15 August 2010

mental health - Recovery is not treatment

"Recovery" is not a "treatment modality". For at least three decades [longer, if you go back to Clifford Beers] advocates, ex-patients and dispassionate observers have repeatedly argued that people can and often do, "recover" from long lasting disabling, debilitating conditions and experiences.
     At the same time, the idea was scoffed and dismissed by high ranking administrators and clinicians, citing [still] the ghosts of Kraepelin and Beuler as the rationale for why such an idea was untenable. "People don't recover from 'mental illness.' Their lives are lost and so is any hope for them doing much better" the clinical careerists would steadfastly maintain.
     Little or no thought was given to asking patients in mental hospitals what might be their wishes, hopes, dreams, or aspirations to achieve.
     Bean-counting bureaucrats spoke of "bed spaces," "treatment modalities" and "managed care." They asked drug companies when "the next miracle drug cure" would get people out of institutions and back on the streets.
     The standard response to those who had different ideas about treatment, care or rehabilitation, was to ignore them, keep them from the decision making process and to demean and invalidate the critical voices that offered options.
     Now, times have changed. Budget constraint called for innovation and "outcomes." Major funding sources started telling them that "recovery is good"! Gradually, those same clinicians and bureaucrats who walk past patients without seeing them took up the call.
     However, while the language has been embraced, other obstacles remain. "Clients" get wheedled and cajoled to large group meetings and say the process is "patient driven." Abusive staff and practices continue unabated. Known wrongs that take place fail to get "substantiated" when only patients witness those wrongs.
     How can this be? That bureaucrat driving his new custom SUV to the workplace while the patient gets penalized by Title 19 with "spend-downs" on maybe less than $500 a month. Patient driven huh!
     Folks, you don't have a clue.
     Admittedly, the samples mentioned oversimplify the problems inherent in social injustice and lack regard for people with mental illnesses. Administrators, Nurse Educators and other who shape professional opinion are still no different than the society at large. But my point would be the same no matter what quick capsule glimpse got noted.
     Recovery is not a treatment modality! The reasons people can and do recover are many and multifarious. But they come as much [or more] from within.
     "Recovery" may or may not include taking medications. For John Nash [the subject of the film A Beautiful Mind] they by and large did NOT, no matter what the film said.
     "Recovery" may or may not include assistance from mental health programs. In the case of survivors in the Vermont Longitudinal Study in 1987, for a goodly number it was in spite of what services the "system" provided.
     Recovery is a process It involves learning to live with complex and inexplicable phenomena [that many may call delusional], of freedom from unrealistic pressures to "get over" that phenomena within discrete time frame, and of being considered, cared for and loved as a fellow human being by others. Simple as that.
     How much more difficult this is to achieve in a society and culture that does not value those souls who are not immediately responsive to time-motion-study lifestyles. So challenging to those who drive efficient bureaucrats to distraction with abstruse, and often unexplainable questions. In the long run, it may call for dramatic and complete changes in cultural attitudes and norms, not something so easy to implement when it isn't even discussed.
     So...if you, the fashionably dressed mental health careerist can grasp this, then next time you wish to speak to someone -anyone, even one of your professional colleagues- about "Recovery" for people with living dramatic, even severe, cognitive / perceptual dissonance, then do so only after you actually drop your important paperwork and pre-occupation with meetings and give someone the time, energy and effort to sit with and actually get to know some of those persons who walk past you daily, but of whom you only know by diagnosis. Incidentally, it's a whole lot cheaper than funding the psycho-pharmaceutical companies, but takes longer to see results.
     Now that would be a step toward recovery.

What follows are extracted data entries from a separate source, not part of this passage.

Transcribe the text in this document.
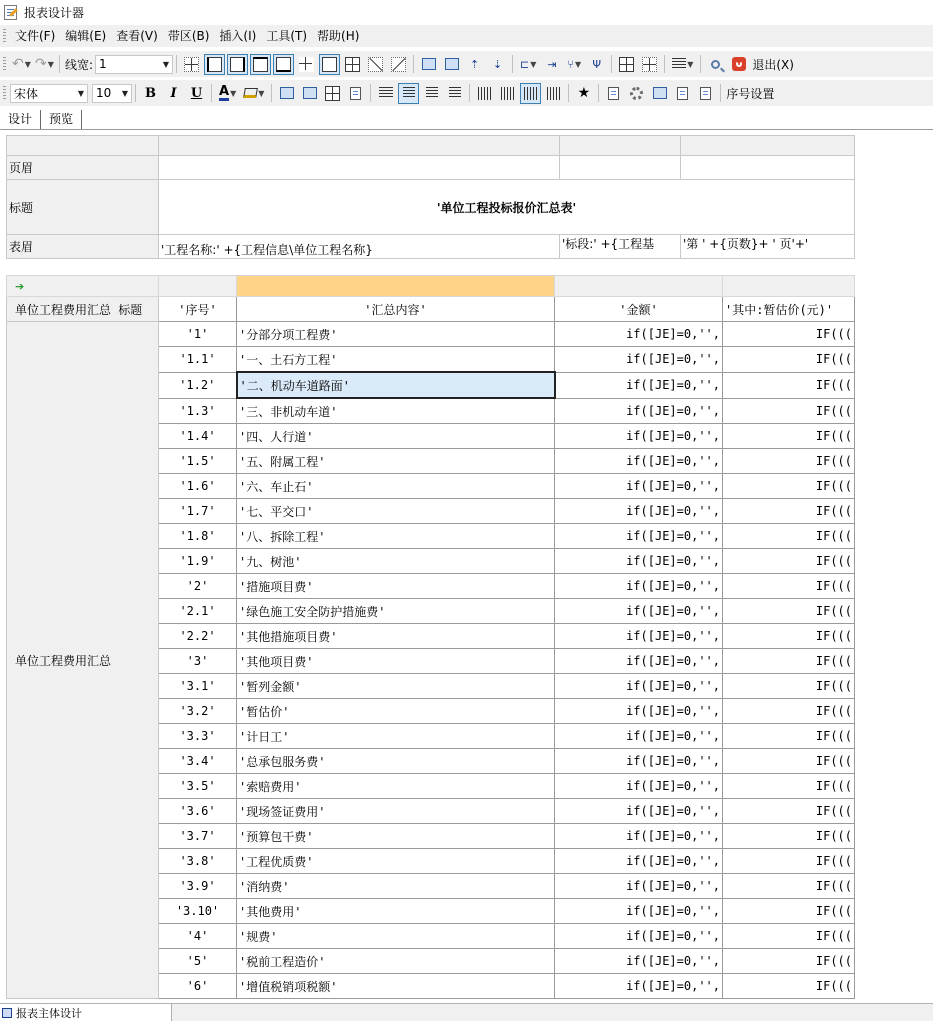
报表设计器
文件(F) 编辑(E) 查看(V) 带区(B) 插入(I) 工具(T) 帮助(H)
↶ ▼ ↷ ▼ 线宽: 1	▼	⇡ ⇣ ⊏ ▼ ⇥ ⑂ ▼ Ψ	▼	退出(X)
宋体	▼ 10 ▼ B I U A ▼	▼	★	序号设置
设计	预览

页眉			
标题	'单位工程投标报价汇总表'		
表眉	'工程名称:' +{工程信息\单位工程名称}	'标段:' +{工程基	'第 ' +{页数}+ ' 页'+'
➔				
单位工程费用汇总 标题	'序号'	'汇总内容'	'金额'	'其中:暂估价(元)'
单位工程费用汇总	'1'	'分部分项工程费'	if([JE]=0,'',	IF(((
	'1.1'	'一、土石方工程'	if([JE]=0,'',	IF(((
	'1.2'	'二、机动车道路面'	if([JE]=0,'',	IF(((
	'1.3'	'三、非机动车道'	if([JE]=0,'',	IF(((
	'1.4'	'四、人行道'	if([JE]=0,'',	IF(((
	'1.5'	'五、附属工程'	if([JE]=0,'',	IF(((
	'1.6'	'六、车止石'	if([JE]=0,'',	IF(((
	'1.7'	'七、平交口'	if([JE]=0,'',	IF(((
	'1.8'	'八、拆除工程'	if([JE]=0,'',	IF(((
	'1.9'	'九、树池'	if([JE]=0,'',	IF(((
	'2'	'措施项目费'	if([JE]=0,'',	IF(((
	'2.1'	'绿色施工安全防护措施费'	if([JE]=0,'',	IF(((
	'2.2'	'其他措施项目费'	if([JE]=0,'',	IF(((
	'3'	'其他项目费'	if([JE]=0,'',	IF(((
	'3.1'	'暂列金额'	if([JE]=0,'',	IF(((
	'3.2'	'暂估价'	if([JE]=0,'',	IF(((
	'3.3'	'计日工'	if([JE]=0,'',	IF(((
	'3.4'	'总承包服务费'	if([JE]=0,'',	IF(((
	'3.5'	'索赔费用'	if([JE]=0,'',	IF(((
	'3.6'	'现场签证费用'	if([JE]=0,'',	IF(((
	'3.7'	'预算包干费'	if([JE]=0,'',	IF(((
	'3.8'	'工程优质费'	if([JE]=0,'',	IF(((
	'3.9'	'消纳费'	if([JE]=0,'',	IF(((
	'3.10'	'其他费用'	if([JE]=0,'',	IF(((
	'4'	'规费'	if([JE]=0,'',	IF(((
	'5'	'税前工程造价'	if([JE]=0,'',	IF(((
	'6'	'增值税销项税额'	if([JE]=0,'',	IF(((
报表主体设计
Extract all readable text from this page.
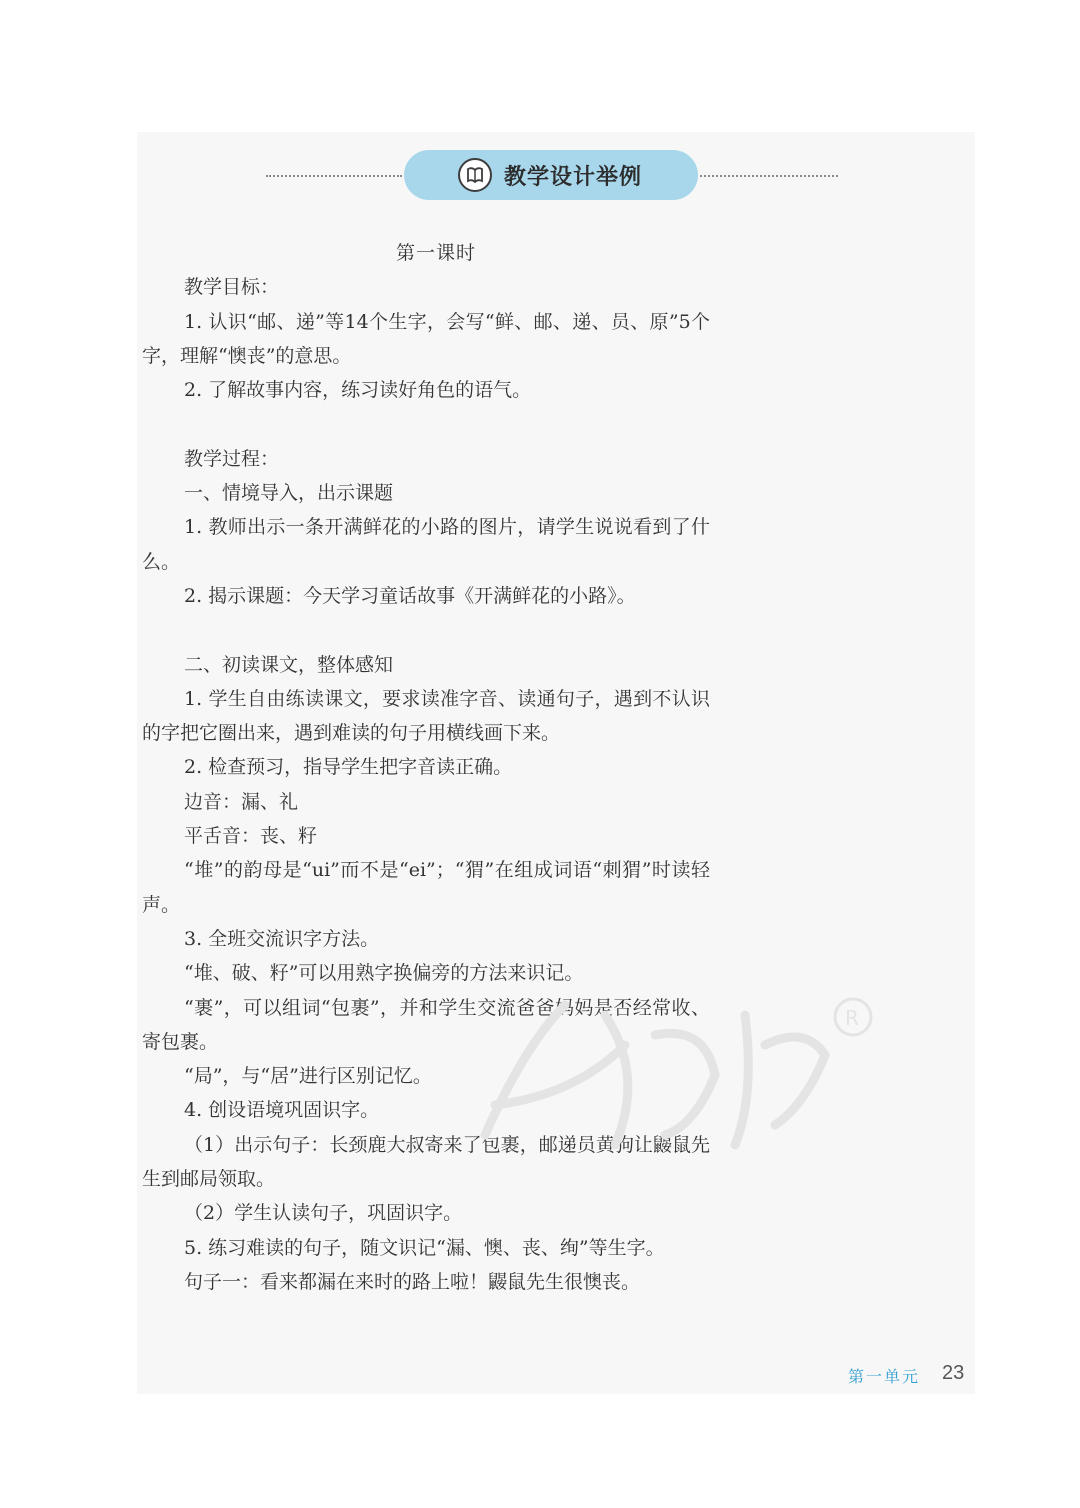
教学设计举例
第一课时

教学目标：

1. 认识“邮、递”等14个生字，会写“鲜、邮、递、员、原”5个字，理解“懊丧”的意思。

2. 了解故事内容，练习读好角色的语气。

教学过程：

一、情境导入，出示课题

1. 教师出示一条开满鲜花的小路的图片，请学生说说看到了什么。

2. 揭示课题：今天学习童话故事《开满鲜花的小路》。

二、初读课文，整体感知

1. 学生自由练读课文，要求读准字音、读通句子，遇到不认识的字把它圈出来，遇到难读的句子用横线画下来。

2. 检查预习，指导学生把字音读正确。

边音：漏、礼

平舌音：丧、籽

“堆”的韵母是“ui”而不是“ei”；“猬”在组成词语“刺猬”时读轻声。

3. 全班交流识字方法。

“堆、破、籽”可以用熟字换偏旁的方法来识记。

“裹”，可以组词“包裹”，并和学生交流爸爸妈妈是否经常收、寄包裹。

“局”，与“居”进行区别记忆。

4. 创设语境巩固识字。

（1）出示句子：长颈鹿大叔寄来了包裹，邮递员黄狗让鼹鼠先生到邮局领取。

（2）学生认读句子，巩固识字。

5. 练习难读的句子，随文识记“漏、懊、丧、绚”等生字。

句子一：看来都漏在来时的路上啦！鼹鼠先生很懊丧。

R
第一单元 23
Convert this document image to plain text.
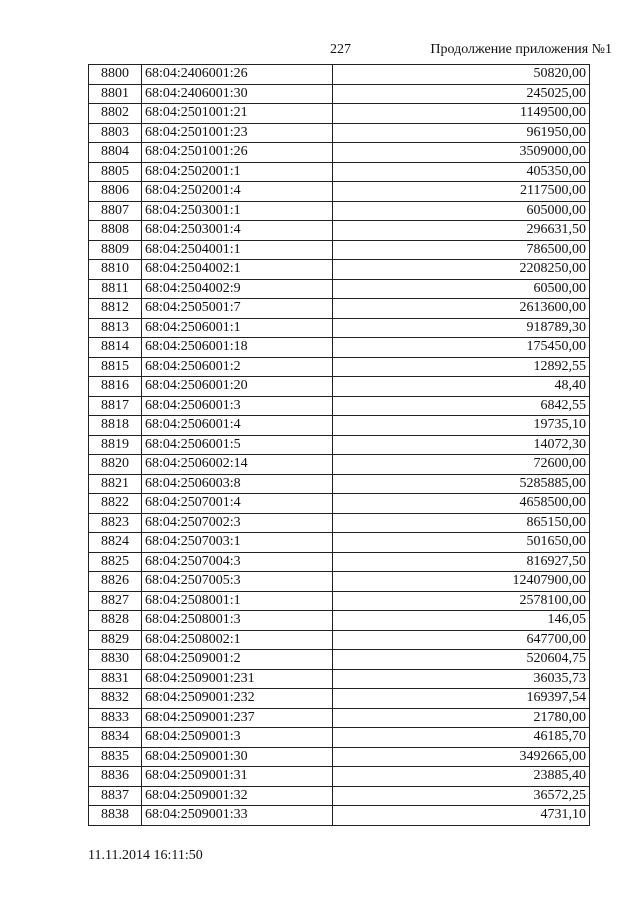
227	Продолжение приложения №1
8800	68:04:2406001:26	50820,00
8801	68:04:2406001:30	245025,00
8802	68:04:2501001:21	1149500,00
8803	68:04:2501001:23	961950,00
8804	68:04:2501001:26	3509000,00
8805	68:04:2502001:1	405350,00
8806	68:04:2502001:4	2117500,00
8807	68:04:2503001:1	605000,00
8808	68:04:2503001:4	296631,50
8809	68:04:2504001:1	786500,00
8810	68:04:2504002:1	2208250,00
8811	68:04:2504002:9	60500,00
8812	68:04:2505001:7	2613600,00
8813	68:04:2506001:1	918789,30
8814	68:04:2506001:18	175450,00
8815	68:04:2506001:2	12892,55
8816	68:04:2506001:20	48,40
8817	68:04:2506001:3	6842,55
8818	68:04:2506001:4	19735,10
8819	68:04:2506001:5	14072,30
8820	68:04:2506002:14	72600,00
8821	68:04:2506003:8	5285885,00
8822	68:04:2507001:4	4658500,00
8823	68:04:2507002:3	865150,00
8824	68:04:2507003:1	501650,00
8825	68:04:2507004:3	816927,50
8826	68:04:2507005:3	12407900,00
8827	68:04:2508001:1	2578100,00
8828	68:04:2508001:3	146,05
8829	68:04:2508002:1	647700,00
8830	68:04:2509001:2	520604,75
8831	68:04:2509001:231	36035,73
8832	68:04:2509001:232	169397,54
8833	68:04:2509001:237	21780,00
8834	68:04:2509001:3	46185,70
8835	68:04:2509001:30	3492665,00
8836	68:04:2509001:31	23885,40
8837	68:04:2509001:32	36572,25
8838	68:04:2509001:33	4731,10
11.11.2014 16:11:50
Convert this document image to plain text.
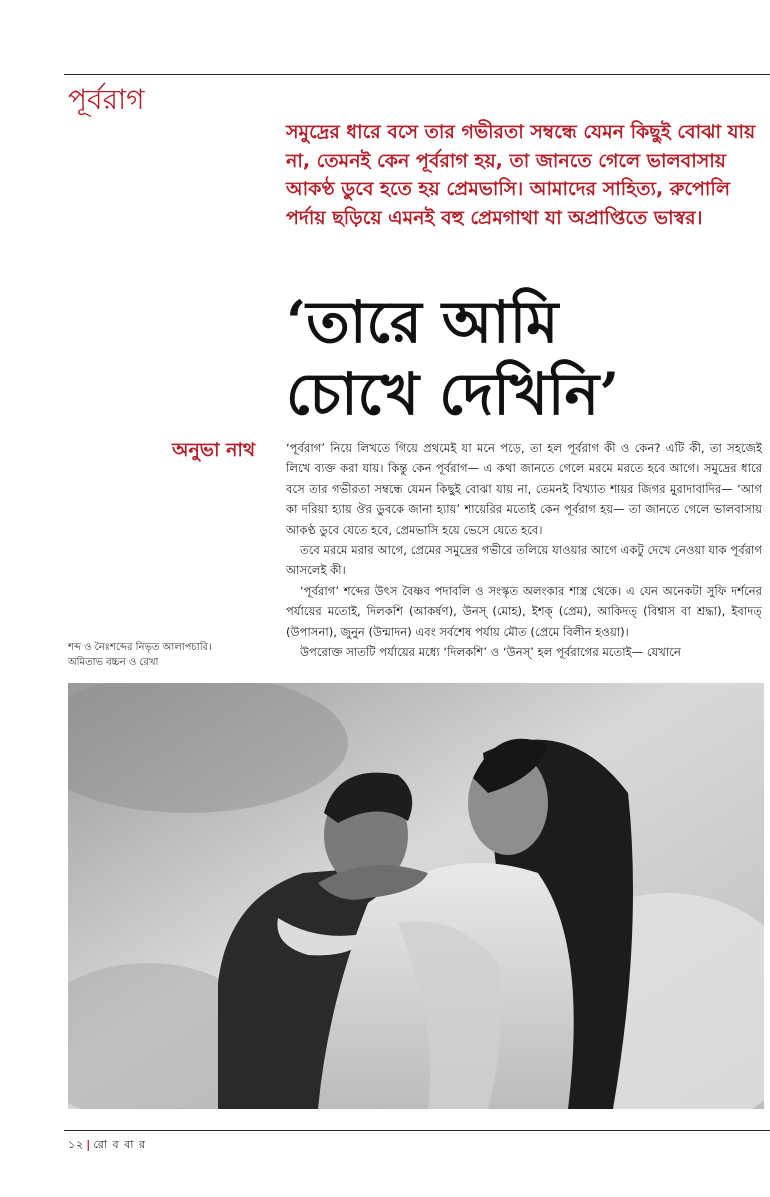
পূর্বরাগ

সমুদ্রের ধারে বসে তার গভীরতা সম্বন্ধে যেমন কিছুই বোঝা যায় না, তেমনই কেন পূর্বরাগ হয়, তা জানতে গেলে ভালবাসায় আকণ্ঠ ডুবে হতে হয় প্রেমভাসি। আমাদের সাহিত্য, রুপোলি পর্দায় ছড়িয়ে এমনই বহু প্রেমগাথা যা অপ্রাপ্তিতে ভাস্বর।

‘তারে আমি
চোখে দেখিনি’
অনুভা নাথ	‘পূর্বরাগ’ নিয়ে লিখতে গিয়ে প্রথমেই যা মনে পড়ে, তা হল পূর্বরাগ কী ও কেন? এটি কী, তা সহজেই লিখে ব্যক্ত করা যায়। কিন্তু কেন পূর্বরাগ— এ কথা জানতে গেলে মরমে মরতে হবে আগে। সমুদ্রের ধারে বসে তার গভীরতা সম্বন্ধে যেমন কিছুই বোঝা যায় না, তেমনই বিখ্যাত শায়র জিগর মুরাদাবাদির— ‘আগ কা দরিয়া হ্যায় ঔর ডুবকে জানা হ্যায়’ শায়েরির মতোই কেন পূর্বরাগ হয়— তা জানতে গেলে ভালবাসায় আকণ্ঠ ডুবে যেতে হবে, প্রেমভাসি হয়ে ভেসে যেতে হবে।

তবে মরমে মরার আগে, প্রেমের সমুদ্রের গভীরে তলিয়ে যাওয়ার আগে একটু দেখে নেওয়া যাক পূর্বরাগ আসলেই কী।

‘পূর্বরাগ’ শব্দের উৎস বৈষ্ণব পদাবলি ও সংস্কৃত অলংকার শাস্ত্র থেকে। এ যেন অনেকটা সুফি দর্শনের পর্যায়ের মতোই, দিলকশি (আকর্ষণ), উনস্ (মোহ), ইশক্ (প্রেম), আকিদত্ (বিশ্বাস বা শ্রদ্ধা), ইবাদত্ (উপাসনা), জুনুন (উন্মাদন) এবং সর্বশেষ পর্যায় মৌত (প্রেমে বিলীন হওয়া)।

উপরোক্ত সাতটি পর্যায়ের মধ্যে ‘দিলকশি’ ও ‘উনস্’ হল পূর্বরাগের মতোই— যেখানে

শব্দ ও নৈঃশব্দের নিভৃত আলাপচারি।
অমিতাভ বচ্চন ও রেখা
১২ | রো ব বা র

SOME RESOURCES: Clifford Beers' A Mind That Found Itself, National Empowerment Center, MindFreedom, Mary Ellen Copeland's Self-help Strategies

3 comments:

  1. Bravo! for your post about recovery and "treatement" - very well put!

    ReplyDelete
  2. The only truly helpful person I ever encountered was a Voc Rehab counselor who got me back into school. I graduated and then got a job, all without pharmacology or psychotherapy, two things that I have personally found to be really pointless.